I've given myself permission to not be perfect.  You wouldn't think that's something you'd have to do.  But I'm finding that artists' sketchpads are like Facebook families.  They show you the best and hide the worst.  And there's a lesson there for parents and friends, for family and for life in general, that what people show you and share with you is usually the best part of their life/love/art.  Behind each triumphant post are dozens or hundreds (or more) failures.  Facebook captures only the snapshots of our friends' lives that they choose to share and we know this subconsciously because it's what we ourselves also choose to share.  But we forget.  And in forgetting we feel driven to strive for that perfection that we and others share publicly and when we fall short, we have 'failed'.

I've given myself permission to use my sketchpad to learn how to draw better pictures.  I need to give myself permission to use my time with my family to learn to be a better father, son, husband, friend too.  To fuckup, but learn.  And realize that fucking up is PART of learning to be better, and that despite what the Tik Tok sketchpad of life might show, there are some pretty goofy-looking pictures in the sketchpads of all of our lives, even the most perfect-seeming.  And if we keep practicing we'll get better, and getting better is the goal.
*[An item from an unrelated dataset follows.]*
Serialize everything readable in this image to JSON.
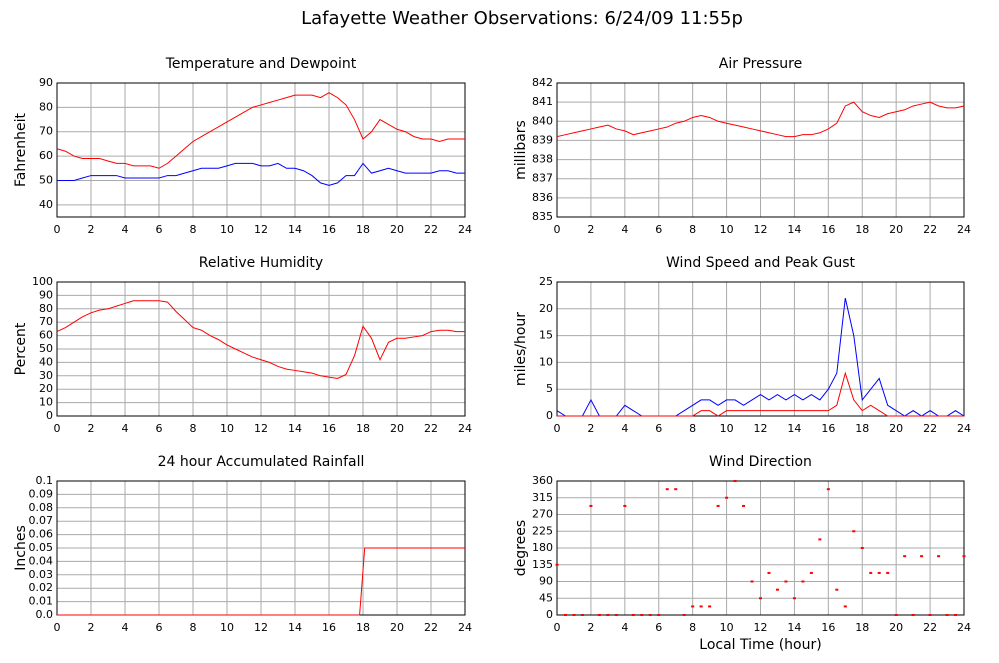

I didn't meant to try to make that sound deeper than it really is.  I just find myself continually amazed at how the ridiculous conscious decision of "giving myself permission" to fail, draw badly, be late, change my plans, not be perfect, look goofy, etc, can relieve so much of my personal stress.


1 comment:

  1. I find the way you write sophisticated and unique. Please do continue writing instead of checking applications(I keep reminding that to myself too),embracing your imperfections and drawing moments that deserve to be drawn.
    Oh,and I hope you and Angie enjoyed my city during your honeymoon. Keep going and Cheers!